Wednesday, March 16, 2011

The Beachcombers

Experience transforms The Theoretical to The Actual.

If The Theoretical instills genuine life-threatening fear, people will not seek experiences that could make it manifest into The Actual.

The fear itself may or may not be justified, but, in terms of how it affects the experiences we seek or avoid, it doesn't really matter.

Thrillseekers - whether they're screaming on an amusement park ride or feeling their own elevated heart rate while 'ghost hunting' in a haunted house or - do these things to simulate fear for the body/mind adrenaline rush. The thrillseekers' activities have a beginning, a middle and an end, and, once they're over, everyone fully expects to go back to wherever they came from in the same condition as they started out. That's the paranormal in a nutshell. It's entertainment. A scary movie. A freak show.
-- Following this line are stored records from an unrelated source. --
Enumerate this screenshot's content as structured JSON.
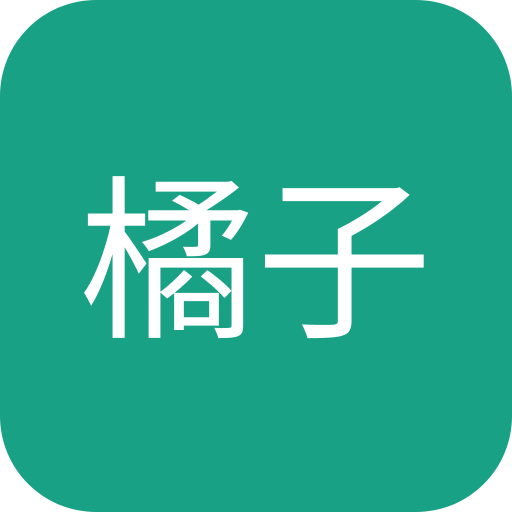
{
  "app_icon": {
    "label": "橘子",
    "background_color": "#18A185",
    "text_color": "#FFFFFF"
  }
}
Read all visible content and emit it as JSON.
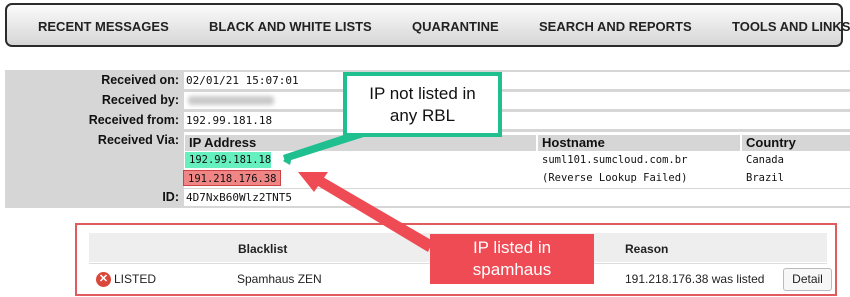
{
  "nav": {
    "items": [
      "RECENT MESSAGES",
      "BLACK AND WHITE LISTS",
      "QUARANTINE",
      "SEARCH AND REPORTS",
      "TOOLS AND LINKS"
    ]
  },
  "message": {
    "received_on_label": "Received on:",
    "received_on": "02/01/21 15:07:01",
    "received_by_label": "Received by:",
    "received_from_label": "Received from:",
    "received_from": "192.99.181.18",
    "received_via_label": "Received Via:",
    "via_headers": {
      "ip": "IP Address",
      "hostname": "Hostname",
      "country": "Country"
    },
    "via_rows": [
      {
        "ip": "192.99.181.18",
        "hostname": "suml101.sumcloud.com.br",
        "country": "Canada",
        "status_color": "#66f0c0"
      },
      {
        "ip": "191.218.176.38",
        "hostname": "(Reverse Lookup Failed)",
        "country": "Brazil",
        "status_color": "#f08585"
      }
    ],
    "id_label": "ID:",
    "id": "4D7NxB60Wlz2TNT5"
  },
  "blacklist": {
    "headers": {
      "blacklist": "Blacklist",
      "reason": "Reason"
    },
    "row": {
      "status": "LISTED",
      "name": "Spamhaus ZEN",
      "reason": "191.218.176.38 was listed",
      "detail_label": "Detail"
    }
  },
  "callouts": {
    "not_listed": "IP not listed in any RBL",
    "listed": "IP listed in spamhaus"
  },
  "colors": {
    "green_callout": "#1fbf8f",
    "red_callout": "#ef4b55",
    "listed_icon": "#d9483b"
  }
}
Ufology, for the vast majority who explore the subject, is no different. People drawn to it are like children who play all day on the the beach without ever stepping foot in the water because, well, you know, there's an undertow out there, and sharks and barracuda and stinging jellyfish. It never occurs to them they're sharing a beach with predators.

They'll never see living coral or a stealthy flounder half-buried in the sand or the octopus with its tentacles in a conch or darting schools of colorful fish - all just below the surface of the scary, scary water.
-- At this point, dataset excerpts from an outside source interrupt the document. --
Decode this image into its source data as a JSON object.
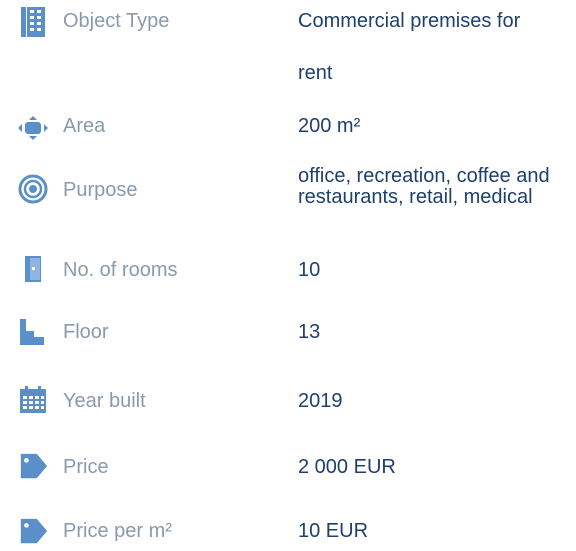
{
  "properties": [
    {
      "key": "object_type",
      "icon": "building-icon",
      "label": "Object Type",
      "value_line1": "Commercial premises for",
      "value_line2": "rent"
    },
    {
      "key": "area",
      "icon": "area-arrows-icon",
      "label": "Area",
      "value": "200 m²"
    },
    {
      "key": "purpose",
      "icon": "target-icon",
      "label": "Purpose",
      "value": "office, recreation, coffee and restaurants, retail, medical"
    },
    {
      "key": "rooms",
      "icon": "door-icon",
      "label": "No. of rooms",
      "value": "10"
    },
    {
      "key": "floor",
      "icon": "stairs-icon",
      "label": "Floor",
      "value": "13"
    },
    {
      "key": "year_built",
      "icon": "calendar-icon",
      "label": "Year built",
      "value": "2019"
    },
    {
      "key": "price",
      "icon": "price-tag-icon",
      "label": "Price",
      "value": "2 000 EUR"
    },
    {
      "key": "price_per_m2",
      "icon": "price-tag-icon",
      "label": "Price per m²",
      "value": "10 EUR"
    }
  ],
  "colors": {
    "icon": "#5b8fc9",
    "label": "#8a9aad",
    "value": "#1f3f6e"
  }
}
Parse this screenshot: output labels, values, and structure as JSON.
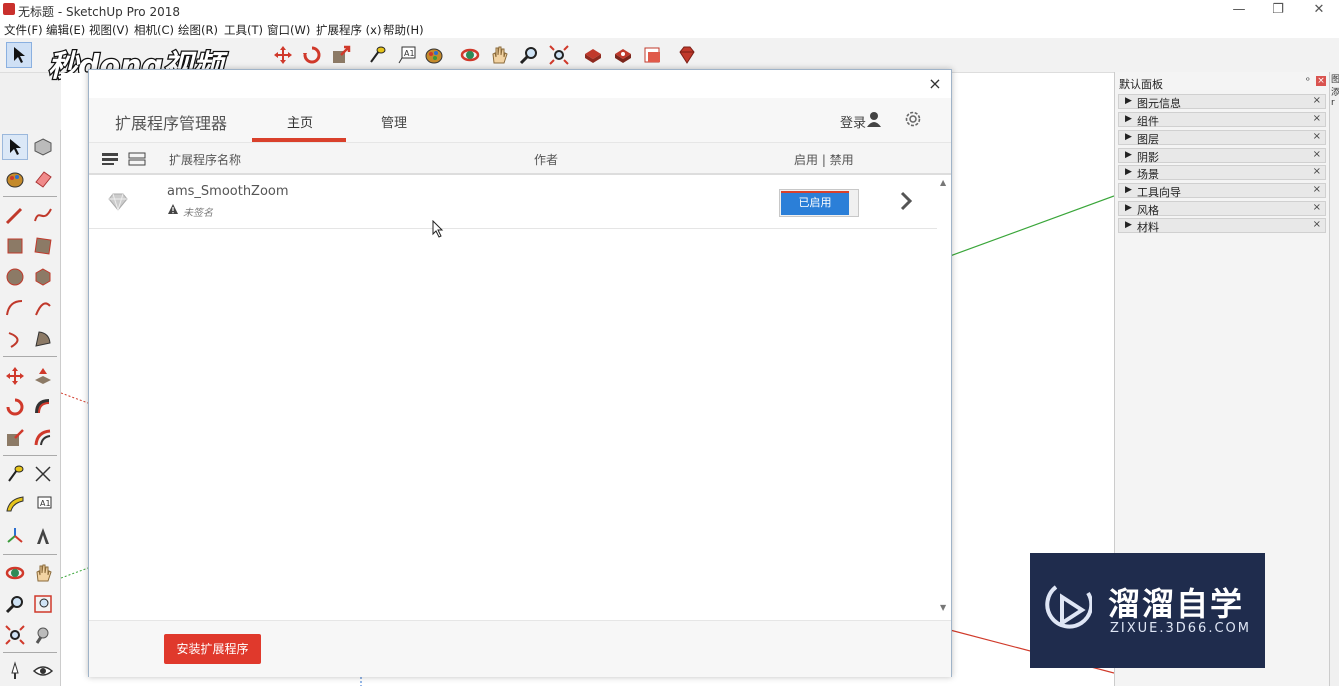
{
  "window": {
    "title": "无标题 - SketchUp Pro 2018",
    "controls": [
      "—",
      "❐",
      "✕"
    ]
  },
  "menu": [
    "文件(F)",
    "编辑(E)",
    "视图(V)",
    "相机(C)",
    "绘图(R)",
    "工具(T)",
    "窗口(W)",
    "扩展程序 (x)",
    "帮助(H)"
  ],
  "watermark_top": {
    "text": "秒dong视频"
  },
  "tray": {
    "title": "默认面板",
    "pin": "ᵒ",
    "close": "×",
    "items": [
      "图元信息",
      "组件",
      "图层",
      "阴影",
      "场景",
      "工具向导",
      "风格",
      "材料"
    ],
    "item_close": "×"
  },
  "right_strip": [
    "图",
    "添",
    "r"
  ],
  "dialog": {
    "close": "×",
    "title": "扩展程序管理器",
    "tabs": [
      "主页",
      "管理"
    ],
    "active_tab": "主页",
    "login": "登录",
    "columns": {
      "name": "扩展程序名称",
      "author": "作者",
      "enable": "启用 | 禁用"
    },
    "extensions": [
      {
        "name": "ams_SmoothZoom",
        "signature": "未签名",
        "status": "已启用"
      }
    ],
    "install_button": "安装扩展程序"
  },
  "watermark_bottom": {
    "title": "溜溜自学",
    "subtitle": "ZIXUE.3D66.COM"
  },
  "colors": {
    "accent_red": "#d9402b",
    "toggle_blue": "#2b7fd8",
    "install_red": "#e0392c",
    "wm_bg": "#1f2c4d"
  }
}
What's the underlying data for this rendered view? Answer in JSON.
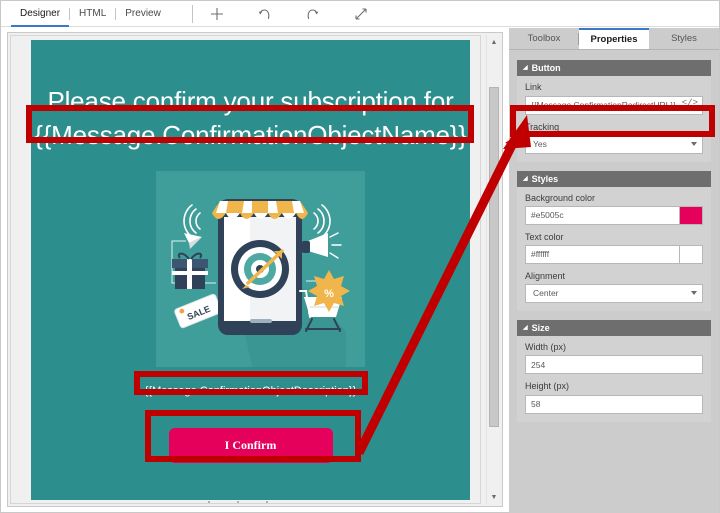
{
  "toolbar": {
    "view_tabs": [
      {
        "label": "Designer",
        "active": true
      },
      {
        "label": "HTML",
        "active": false
      },
      {
        "label": "Preview",
        "active": false
      }
    ],
    "actions": [
      {
        "name": "add-icon",
        "label": "Add"
      },
      {
        "name": "undo-icon",
        "label": "Undo"
      },
      {
        "name": "redo-icon",
        "label": "Redo"
      },
      {
        "name": "fullscreen-icon",
        "label": "Full screen"
      }
    ]
  },
  "canvas": {
    "background_color": "#2d8e8e",
    "heading_line1": "Please confirm your subscription for",
    "heading_line2": "{{Message.ConfirmationObjectName}}",
    "description": "{{Message.ConfirmationObjectDescription}}",
    "button_label": "I Confirm",
    "button_color": "#e5005c",
    "illustration": {
      "name": "mobile-marketing-illustration",
      "elements": [
        "smartphone",
        "shop-awning",
        "dartboard-target",
        "arrow",
        "gift-box",
        "sale-tag",
        "megaphone",
        "shopping-cart",
        "percent-badge",
        "paper-plane",
        "wifi-signal"
      ]
    }
  },
  "right_panel": {
    "tabs": [
      {
        "label": "Toolbox",
        "active": false
      },
      {
        "label": "Properties",
        "active": true
      },
      {
        "label": "Styles",
        "active": false
      }
    ],
    "sections": [
      {
        "title": "Button",
        "fields": [
          {
            "label": "Link",
            "value": "{{Message.ConfirmationRedirectURL}}",
            "type": "text-code"
          },
          {
            "label": "Tracking",
            "value": "Yes",
            "type": "select"
          }
        ]
      },
      {
        "title": "Styles",
        "fields": [
          {
            "label": "Background color",
            "value": "#e5005c",
            "type": "color"
          },
          {
            "label": "Text color",
            "value": "#ffffff",
            "type": "color"
          },
          {
            "label": "Alignment",
            "value": "Center",
            "type": "select"
          }
        ]
      },
      {
        "title": "Size",
        "fields": [
          {
            "label": "Width (px)",
            "value": "254",
            "type": "text"
          },
          {
            "label": "Height (px)",
            "value": "58",
            "type": "text"
          }
        ]
      }
    ]
  },
  "annotations": {
    "color": "#c00000",
    "boxes": [
      "heading-highlight",
      "description-highlight",
      "button-highlight",
      "link-field-highlight"
    ],
    "arrow": "button-to-link-arrow"
  }
}
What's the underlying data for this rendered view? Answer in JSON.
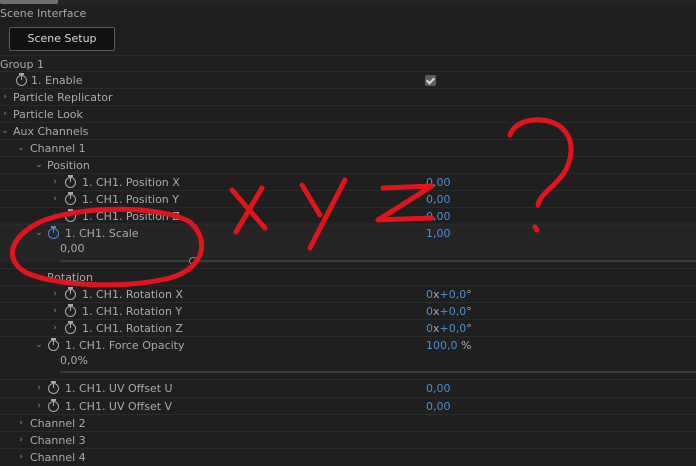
{
  "panel": {
    "scene_interface": "Scene Interface",
    "scene_setup_button": "Scene Setup",
    "group_label": "Group 1"
  },
  "rows": {
    "enable": "1. Enable",
    "particle_replicator": "Particle Replicator",
    "particle_look": "Particle Look",
    "aux_channels": "Aux Channels",
    "channel1": "Channel 1",
    "position": "Position",
    "pos_x": {
      "label": "1. CH1. Position X",
      "value": "0,00"
    },
    "pos_y": {
      "label": "1. CH1. Position Y",
      "value": "0,00"
    },
    "pos_z": {
      "label": "1. CH1. Position Z",
      "value": "0,00"
    },
    "scale": {
      "label": "1. CH1. Scale",
      "value": "1,00",
      "slider_value": "0,00"
    },
    "rotation": "Rotation",
    "rot_x": {
      "label": "1. CH1. Rotation X",
      "value": "0",
      "x": "x",
      "value2": "+0,0",
      "unit": "°"
    },
    "rot_y": {
      "label": "1. CH1. Rotation Y",
      "value": "0",
      "x": "x",
      "value2": "+0,0",
      "unit": "°"
    },
    "rot_z": {
      "label": "1. CH1. Rotation Z",
      "value": "0",
      "x": "x",
      "value2": "+0,0",
      "unit": "°"
    },
    "force_opacity": {
      "label": "1. CH1. Force Opacity",
      "value": "100,0",
      "unit": "%",
      "slider_value": "0,0%"
    },
    "uv_u": {
      "label": "1. CH1. UV Offset U",
      "value": "0,00"
    },
    "uv_v": {
      "label": "1. CH1. UV Offset V",
      "value": "0,00"
    },
    "channel2": "Channel 2",
    "channel3": "Channel 3",
    "channel4": "Channel 4"
  },
  "colors": {
    "background": "#1f1f1f",
    "text": "#a9a9a9",
    "value_blue": "#4a8dd9",
    "annotation_red": "#e0151c"
  }
}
The beach bound boy and girl will never be eaten by sharks. Yet, they remain mortal and, as such, will die without ever seeing these things for themselves. Whatever they may see in a digital image will never convey the wonder, excitement and insights emanating from direct experience. Like all captives of their own fear, they prefer the sign to the thing signified, and, in fact, are incapable of recognizing, much less appreciating, the distinction.
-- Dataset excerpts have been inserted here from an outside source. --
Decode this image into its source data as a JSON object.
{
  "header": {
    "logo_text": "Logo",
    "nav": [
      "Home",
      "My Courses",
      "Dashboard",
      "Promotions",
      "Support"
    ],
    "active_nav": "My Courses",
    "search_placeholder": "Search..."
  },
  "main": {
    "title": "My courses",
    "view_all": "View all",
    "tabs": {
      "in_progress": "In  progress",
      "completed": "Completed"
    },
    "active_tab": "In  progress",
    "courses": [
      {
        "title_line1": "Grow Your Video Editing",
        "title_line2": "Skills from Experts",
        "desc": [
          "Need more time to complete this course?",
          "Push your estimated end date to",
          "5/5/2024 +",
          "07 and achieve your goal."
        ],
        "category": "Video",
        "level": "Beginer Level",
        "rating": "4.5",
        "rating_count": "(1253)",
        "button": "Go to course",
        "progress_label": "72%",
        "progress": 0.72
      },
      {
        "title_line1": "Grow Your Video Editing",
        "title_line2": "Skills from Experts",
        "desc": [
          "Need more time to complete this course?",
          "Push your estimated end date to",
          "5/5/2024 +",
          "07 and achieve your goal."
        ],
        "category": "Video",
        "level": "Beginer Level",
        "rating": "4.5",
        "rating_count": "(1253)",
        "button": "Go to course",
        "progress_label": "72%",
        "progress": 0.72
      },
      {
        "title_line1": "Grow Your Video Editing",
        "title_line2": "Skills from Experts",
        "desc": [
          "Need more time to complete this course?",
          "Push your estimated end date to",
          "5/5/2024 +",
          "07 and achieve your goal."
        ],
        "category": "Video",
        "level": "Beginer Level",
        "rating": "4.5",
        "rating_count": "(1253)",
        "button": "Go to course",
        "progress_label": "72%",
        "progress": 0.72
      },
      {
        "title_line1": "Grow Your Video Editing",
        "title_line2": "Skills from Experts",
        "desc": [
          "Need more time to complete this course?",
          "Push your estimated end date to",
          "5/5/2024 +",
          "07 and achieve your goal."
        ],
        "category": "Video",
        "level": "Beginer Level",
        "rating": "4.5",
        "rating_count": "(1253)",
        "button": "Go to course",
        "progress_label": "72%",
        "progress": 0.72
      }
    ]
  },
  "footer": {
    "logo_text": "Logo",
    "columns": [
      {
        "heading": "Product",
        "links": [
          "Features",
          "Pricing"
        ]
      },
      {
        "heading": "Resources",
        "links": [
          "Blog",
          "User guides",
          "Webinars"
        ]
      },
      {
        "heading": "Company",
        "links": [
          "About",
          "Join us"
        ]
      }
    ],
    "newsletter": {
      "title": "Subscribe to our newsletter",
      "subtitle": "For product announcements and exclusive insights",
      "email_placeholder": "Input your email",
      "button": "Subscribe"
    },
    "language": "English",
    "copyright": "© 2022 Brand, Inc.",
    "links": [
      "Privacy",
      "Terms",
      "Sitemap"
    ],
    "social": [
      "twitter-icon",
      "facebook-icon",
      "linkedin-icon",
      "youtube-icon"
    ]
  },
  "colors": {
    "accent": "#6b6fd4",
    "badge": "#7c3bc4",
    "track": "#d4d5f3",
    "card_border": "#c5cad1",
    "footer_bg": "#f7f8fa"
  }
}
We who seek direct experience - seeing and feeling, not through others, but with our own senses - we jump into the water to see what we can find. When we return to shore - changed by the experience - we beckon others to follow. "Come see for yourselves!" But we are condemned, often harshly and cruelly, by all who refuse. Reckless idiots! Liars! Crazies! We endure the accusations and insults and cutting remarks because there will always be those who prefer Not Knowing over Knowing; Arrogance over Humility; Fear over Wonder.

The interested parties who confine themselves to the beach - the boy and the girl too afraid to venture into the water - mature into adults who dutifully study the sand and waves, broken chunks of coral, little seashells and their fragments, and everything dead and dying that washes ashore. They stroke their chins and devise elaborate theories to explain the aberrant psychology of the fools who swim in the dangerous sea and return to share their experiences with people who demand we do neither. And the interested parties make boldly waffling statements about what it all signifies, without ever saying anything at all.

That's what it's like from this side, my friends and adversaries. And it still isn't enough to make me wish I'd stayed on the beach.

Come on in.

The water is awesome.

6 comments:

C.J. Sully said...

Where's my bathing suit???

Arvin Hill said...

No need for one here, C.J.

:•O

We're a shameless lot.

C.J. Sully said...

LOL All righty then!

Brizdaz said...

Very good analogy.
Just like the old saying;

"Life is like an analogy."

Starwalker said...

Well said! You might like this quote:

" We cannot work with a mystery from the outside. If we wish to solve a mystery, we must immerse ourselves within that mystery. For only in this way can we map the unknown."

--Theun Mares

Arvin Hill said...

@Brizdaz: Ain't it so. Life is like an analogy. A multilayered maze of analogies, my Brisbane Brutha. Up, down & all around.

@Starwalker: I like that quote very much. It instantly brought to mind of a recent quote by writer, enigmatic adventurer and righteous dude, Bruce Duensing: "Testing reality by proxy is not an option for us. It never was. Our culture has a fantasy about an arms length transaction with reality."